BlackRock, a big company that manages money, applied to create a trust company in Delaware for its new Bitcoin Premium Income ETF on Thursday. This shows that they want to expand their Bitcoin options.
Bloomberg ETF expert Eric Balchunas said that BlackRock’s new plan involves selling covered call options on Bitcoin futures. This means they will earn money from the fees people pay for these options.
Normal investments might give up the chance to make more money by investing in BlackRock’s Bitcoin ETF, which follows the value of Bitcoin. BTC stands for Bitcoin, which is a type of digital money or cryptocurrency.
“This is a strategy using covered calls to earn some income from Bitcoin. ” This will be a product related to the ’33 Act, and it is a follow-up to the $87 billion $IBIT.
When a trust is registered in Delaware, it usually means that an ETF issuer is about to submit an S-1 registration statement or a 19b-4 filing to the Securities and Exchange Commission. This is the first step in starting the process officially.
US regulators, especially the SEC, are showing a willingness to allow more types of crypto investment options. This is part of President Donald Trump’s goal to make America the “crypto capital of the world. ”

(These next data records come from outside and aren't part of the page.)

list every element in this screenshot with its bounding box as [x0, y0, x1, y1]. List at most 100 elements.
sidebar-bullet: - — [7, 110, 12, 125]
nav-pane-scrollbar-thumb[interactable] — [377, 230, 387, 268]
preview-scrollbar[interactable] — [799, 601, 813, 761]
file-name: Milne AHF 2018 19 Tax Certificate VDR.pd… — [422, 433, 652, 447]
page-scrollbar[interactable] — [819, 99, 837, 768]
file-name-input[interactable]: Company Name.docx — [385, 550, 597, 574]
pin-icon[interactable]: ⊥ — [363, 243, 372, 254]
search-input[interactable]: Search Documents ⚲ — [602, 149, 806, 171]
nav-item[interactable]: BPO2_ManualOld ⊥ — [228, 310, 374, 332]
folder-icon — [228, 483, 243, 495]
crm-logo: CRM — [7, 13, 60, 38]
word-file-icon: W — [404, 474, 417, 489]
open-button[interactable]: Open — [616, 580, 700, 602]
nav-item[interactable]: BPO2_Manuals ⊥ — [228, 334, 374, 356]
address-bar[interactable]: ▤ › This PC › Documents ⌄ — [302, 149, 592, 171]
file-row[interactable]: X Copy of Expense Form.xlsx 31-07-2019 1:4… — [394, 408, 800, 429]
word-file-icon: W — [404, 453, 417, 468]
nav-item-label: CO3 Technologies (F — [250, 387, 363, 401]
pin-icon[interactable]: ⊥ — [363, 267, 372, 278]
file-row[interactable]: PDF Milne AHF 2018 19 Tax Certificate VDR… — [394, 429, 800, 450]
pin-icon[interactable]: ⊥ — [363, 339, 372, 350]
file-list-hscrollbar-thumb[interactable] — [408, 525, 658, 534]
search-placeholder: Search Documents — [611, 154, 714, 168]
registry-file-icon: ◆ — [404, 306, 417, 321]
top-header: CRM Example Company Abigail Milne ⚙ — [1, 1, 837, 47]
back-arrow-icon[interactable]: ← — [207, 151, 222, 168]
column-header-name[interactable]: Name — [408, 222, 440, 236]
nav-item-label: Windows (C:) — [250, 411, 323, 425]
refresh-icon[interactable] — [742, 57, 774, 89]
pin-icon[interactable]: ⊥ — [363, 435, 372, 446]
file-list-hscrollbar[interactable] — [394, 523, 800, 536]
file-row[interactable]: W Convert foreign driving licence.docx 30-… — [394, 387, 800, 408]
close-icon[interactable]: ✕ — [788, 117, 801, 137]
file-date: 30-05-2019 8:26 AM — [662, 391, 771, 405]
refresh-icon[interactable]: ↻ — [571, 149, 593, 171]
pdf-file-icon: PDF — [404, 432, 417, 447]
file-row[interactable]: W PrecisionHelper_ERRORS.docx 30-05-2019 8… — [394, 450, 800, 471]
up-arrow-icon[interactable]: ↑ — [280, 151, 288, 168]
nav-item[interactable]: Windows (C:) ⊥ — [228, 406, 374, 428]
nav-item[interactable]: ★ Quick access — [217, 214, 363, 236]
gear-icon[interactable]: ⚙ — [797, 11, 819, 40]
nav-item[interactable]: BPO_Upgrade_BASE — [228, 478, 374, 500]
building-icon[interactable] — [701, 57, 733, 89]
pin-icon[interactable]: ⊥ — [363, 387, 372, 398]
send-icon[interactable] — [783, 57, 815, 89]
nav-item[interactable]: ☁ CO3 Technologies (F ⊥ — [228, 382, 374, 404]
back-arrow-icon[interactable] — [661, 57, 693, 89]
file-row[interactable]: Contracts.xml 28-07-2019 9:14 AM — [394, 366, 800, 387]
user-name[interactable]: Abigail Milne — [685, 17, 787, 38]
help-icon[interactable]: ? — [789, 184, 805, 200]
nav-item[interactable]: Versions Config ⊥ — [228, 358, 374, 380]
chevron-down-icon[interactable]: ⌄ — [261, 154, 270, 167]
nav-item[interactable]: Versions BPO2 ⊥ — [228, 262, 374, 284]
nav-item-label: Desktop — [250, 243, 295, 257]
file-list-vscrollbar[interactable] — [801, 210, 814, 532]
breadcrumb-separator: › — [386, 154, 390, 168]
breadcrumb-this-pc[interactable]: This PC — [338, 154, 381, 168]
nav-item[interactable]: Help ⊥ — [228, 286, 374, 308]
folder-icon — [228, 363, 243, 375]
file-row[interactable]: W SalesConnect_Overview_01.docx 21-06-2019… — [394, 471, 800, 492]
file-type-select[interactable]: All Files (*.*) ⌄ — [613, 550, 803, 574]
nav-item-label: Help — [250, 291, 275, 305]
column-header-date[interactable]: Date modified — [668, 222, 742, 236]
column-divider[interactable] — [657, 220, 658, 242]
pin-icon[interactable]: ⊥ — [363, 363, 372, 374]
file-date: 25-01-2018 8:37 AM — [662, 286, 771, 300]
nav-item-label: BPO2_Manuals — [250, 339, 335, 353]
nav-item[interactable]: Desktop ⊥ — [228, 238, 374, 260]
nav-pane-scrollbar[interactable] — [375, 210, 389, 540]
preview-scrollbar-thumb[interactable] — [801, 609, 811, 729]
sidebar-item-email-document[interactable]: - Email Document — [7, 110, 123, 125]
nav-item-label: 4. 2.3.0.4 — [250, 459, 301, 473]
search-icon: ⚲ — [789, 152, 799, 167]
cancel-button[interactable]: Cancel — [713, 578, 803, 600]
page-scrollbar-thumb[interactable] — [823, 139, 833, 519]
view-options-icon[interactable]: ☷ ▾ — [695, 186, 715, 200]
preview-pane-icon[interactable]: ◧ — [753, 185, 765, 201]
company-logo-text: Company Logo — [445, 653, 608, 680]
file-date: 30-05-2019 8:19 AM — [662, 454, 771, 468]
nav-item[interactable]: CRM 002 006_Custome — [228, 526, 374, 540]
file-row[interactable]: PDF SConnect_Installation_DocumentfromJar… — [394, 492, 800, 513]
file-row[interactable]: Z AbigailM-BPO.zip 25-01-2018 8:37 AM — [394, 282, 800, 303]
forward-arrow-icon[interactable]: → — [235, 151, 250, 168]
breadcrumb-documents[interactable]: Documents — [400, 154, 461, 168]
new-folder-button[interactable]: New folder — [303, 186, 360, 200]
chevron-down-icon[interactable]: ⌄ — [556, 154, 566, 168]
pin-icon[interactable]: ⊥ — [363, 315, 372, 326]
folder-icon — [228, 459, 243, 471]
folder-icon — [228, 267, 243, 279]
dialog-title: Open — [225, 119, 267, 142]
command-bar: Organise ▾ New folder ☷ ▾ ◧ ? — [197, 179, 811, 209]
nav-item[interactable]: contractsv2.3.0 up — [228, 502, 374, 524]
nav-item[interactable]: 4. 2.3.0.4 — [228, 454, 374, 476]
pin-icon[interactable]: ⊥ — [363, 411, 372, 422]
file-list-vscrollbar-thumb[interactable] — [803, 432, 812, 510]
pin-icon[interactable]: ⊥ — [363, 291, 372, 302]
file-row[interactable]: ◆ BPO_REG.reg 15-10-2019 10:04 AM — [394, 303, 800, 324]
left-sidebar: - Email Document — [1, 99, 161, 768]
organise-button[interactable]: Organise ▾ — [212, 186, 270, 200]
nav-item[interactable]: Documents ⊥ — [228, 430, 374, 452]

The new BlackRock product will go well with its iShares Bitcoin ETF (IBIT), which has already received more than $60. 7 billion since it started in January 2024. This makes it the biggest Bitcoin ETF out there. The next closest is the Fidelity Wise Origin Bitcoin Fund (FBTC), which has $12.3 billion.
Bitcoin earning products are gradually being introduced
One of the main reasons many traditional finance investment companies ignored Bitcoin at first is that it doesn’t naturally earn money on its own.
However, there are some solutions now, like Strategy’s STRK, a type of preferred stock. This investment uses its 639,835 Bitcoin to provide investors with steady income.
If it gets the green light, BlackRock’s new product would be one of the few ways to earn interest on Bitcoin in the US.
BlackRock will not join the trend of altcoin ETFs, according to an analyst
Balchunas said that since many other coins are getting turned into ETFs, BlackRock is focusing on Bitcoin and Ether and stop working with the others, at least for now.
“This makes the competition for these other coins much more competitive,” he said.
Possible approvals could happen faster now because the SEC recently allowed a new general rule that doesn’t need each application to be looked at one by one.
The cryptocurrencies that are most likely to be included in ETFs next are Litecoin and Solana, XRP and Dogecoin.